Para os EUA, uma solução seria importar mais etanol do Brasil, para misturar com gasolina na Costa Leste, onde os custos de transportes elevam significativamente o preço do etanol proveniente do Meio-Oeste. Isso, no entanto, exigiria a medida, politicamente difícil, de eliminar as tarifas protecionistas que se aplicam ao etanol brasileiro, as quais atualmente protegem a indústria norte-americana de etanol. Estrategicamente, faz sentido, para os EUA, importar etanol, substância benéfica para o meio ambiente, de um país amigo e confiável como o Brasil, situado em seu próprio continente. Aliás, os EUA não impõem tarifas sobre o petróleo bruto importado, que polui e é em grande parte proveniente de fornecedores instáveis. Os formuladores de política precisariam considerar o impacto que uma tal decisão teria sobre a indústria norte-americana de etanol, na qual inovações no processo de produção, mediante a utilização de biomassa barata e amplamente disponível, indicam a possibilidade de redução de custos e aumento da oferta.
Atualmente, os produtores norte-americanos de etanol obtêm altos rendimentos e encontram-se literalmente sobrecarregados pela demanda. Para estes, são muito limitadas as perspectivas imediatas de fornecer grandes volumes de seu produto na Costa Leste dos EUA. Algumas análises sugerem que o aumento da oferta estrangeira com o objetivo de acelerar o consumo do E-85 nos EUA irá criar um "bolo" maior de etanol, em benefício de todos. O que está claro é que a redução acentuada da tarifa de importação eliminaria, de uma só vez, uma fonte importante de atrito entre o Brasil e os EUA, ao mesmo tempo em que reforçaria a segurança energética de ambos os países. Este gesto audacioso de amizade poderia lançar novas e produtivas negociações em matéria de comércio, bem como ampliar a cooperação em relação a outros temas.

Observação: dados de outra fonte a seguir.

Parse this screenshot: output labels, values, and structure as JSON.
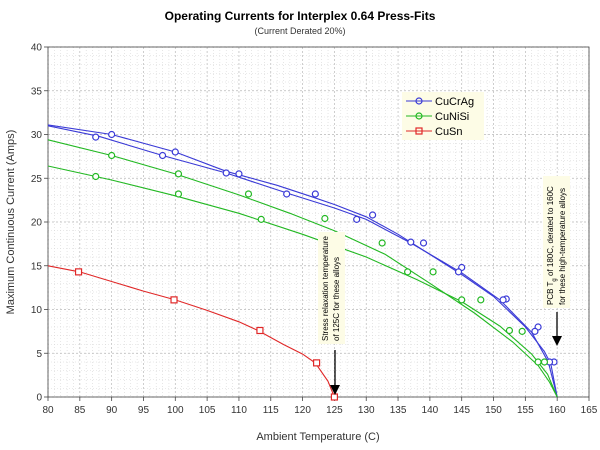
{
  "chart_data": {
    "type": "line",
    "title": "Operating Currents for Interplex 0.64 Press-Fits",
    "subtitle": "(Current Derated 20%)",
    "xlabel": "Ambient Temperature (C)",
    "ylabel": "Maximum Continuous Current (Amps)",
    "xlim": [
      80,
      165
    ],
    "ylim": [
      0,
      40
    ],
    "xticks": [
      80,
      85,
      90,
      95,
      100,
      105,
      110,
      115,
      120,
      125,
      130,
      135,
      140,
      145,
      150,
      155,
      160,
      165
    ],
    "yticks": [
      0,
      5,
      10,
      15,
      20,
      25,
      30,
      35,
      40
    ],
    "grid": true,
    "legend_position": "top-right",
    "series": [
      {
        "name": "CuCrAg",
        "color": "#3a3ad6",
        "marker": "circle",
        "x": [
          80,
          90,
          100,
          108,
          116,
          121,
          125,
          130,
          135,
          140,
          145,
          150,
          155,
          158,
          159,
          160
        ],
        "y": [
          31.1,
          30.0,
          28.0,
          25.8,
          24.2,
          23.0,
          22.0,
          20.6,
          18.6,
          16.3,
          14.0,
          11.5,
          8.0,
          5.2,
          3.8,
          0.0
        ],
        "markers_x": [
          90,
          100,
          110,
          122,
          131,
          139,
          145,
          152,
          157,
          159.5
        ],
        "markers_y": [
          30.0,
          28.0,
          25.5,
          23.2,
          20.8,
          17.6,
          14.8,
          11.2,
          8.0,
          4.0
        ]
      },
      {
        "name": "CuCrAg",
        "color": "#3a3ad6",
        "marker": "circle",
        "legend": false,
        "x": [
          80,
          88,
          98,
          108,
          118,
          125,
          130,
          137,
          145,
          151,
          156,
          158.6,
          160
        ],
        "y": [
          31.0,
          29.8,
          27.6,
          25.6,
          23.2,
          21.6,
          20.3,
          17.6,
          14.2,
          11.1,
          7.4,
          4.0,
          0.0
        ],
        "markers_x": [
          87.5,
          98,
          108,
          117.5,
          128.5,
          137,
          144.5,
          151.5,
          156.5,
          158.8
        ],
        "markers_y": [
          29.7,
          27.6,
          25.6,
          23.2,
          20.3,
          17.7,
          14.3,
          11.1,
          7.5,
          4.0
        ]
      },
      {
        "name": "CuNiSi",
        "color": "#22b822",
        "marker": "circle",
        "x": [
          80,
          90,
          100,
          110,
          118,
          125,
          133,
          140,
          147,
          153,
          157,
          158.8,
          160
        ],
        "y": [
          29.4,
          27.6,
          25.5,
          23.1,
          21.0,
          19.0,
          16.3,
          13.0,
          9.6,
          6.3,
          3.6,
          1.7,
          0.0
        ],
        "markers_x": [
          90,
          100.5,
          111.5,
          123.5,
          132.5,
          140.5,
          148,
          154.5,
          158
        ],
        "markers_y": [
          27.6,
          25.5,
          23.2,
          20.4,
          17.6,
          14.3,
          11.1,
          7.5,
          4.0
        ]
      },
      {
        "name": "CuNiSi",
        "color": "#22b822",
        "marker": "circle",
        "legend": false,
        "x": [
          80,
          90,
          100,
          110,
          120,
          130,
          138,
          145,
          151,
          156,
          158.5,
          160
        ],
        "y": [
          26.4,
          24.8,
          23.0,
          21.0,
          18.6,
          16.0,
          13.4,
          10.9,
          8.1,
          4.9,
          2.6,
          0.0
        ],
        "markers_x": [
          87.5,
          100.5,
          113.5,
          136.5,
          145,
          152.5,
          157
        ],
        "markers_y": [
          25.2,
          23.2,
          20.3,
          14.3,
          11.1,
          7.6,
          4.0
        ]
      },
      {
        "name": "CuSn",
        "color": "#e02828",
        "marker": "square",
        "x": [
          80,
          85,
          90,
          95,
          100,
          105,
          110,
          113,
          117,
          120,
          122,
          124,
          125
        ],
        "y": [
          15.0,
          14.3,
          13.2,
          12.1,
          11.1,
          9.9,
          8.6,
          7.6,
          6.0,
          4.9,
          3.9,
          1.8,
          0.0
        ],
        "markers_x": [
          84.8,
          99.8,
          113.3,
          122.2,
          125
        ],
        "markers_y": [
          14.3,
          11.1,
          7.6,
          3.9,
          0.0
        ]
      }
    ],
    "annotations": [
      {
        "lines": [
          "Stress relaxation temperature",
          "of 125C for these alloys"
        ],
        "arrow_to": [
          125,
          0
        ]
      },
      {
        "lines": [
          "PCB  T",
          "g",
          " of 180C, derated to 160C",
          "for these high-temperature alloys"
        ],
        "arrow_to": [
          160,
          0
        ]
      }
    ]
  }
}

Juntos, o Brasil e os EUA poderiam empreender uma ação internacional conjunta para globalizar a produção e utilização de etanol, inclusive mediante o compartilhamento de sua tecnologia com produtores potenciais de etanol em todo mundo, particularmente nos países em desenvolvimento. Temos objetivos em comum. Deveríamos começar a ter programas em comum para poder lográ-los.


Richard G. Lugar, 74, senador republicano pelo Estado de Indiana, é o presidente da Comissão de Relações Exteriores do Senado norte-americano; Roberto Abdenur, 64, diplomata, é embaixador do Brasil nos EUA.

Este artigo está sendo publicado simultaneamente na Folha e no "Miami Herald".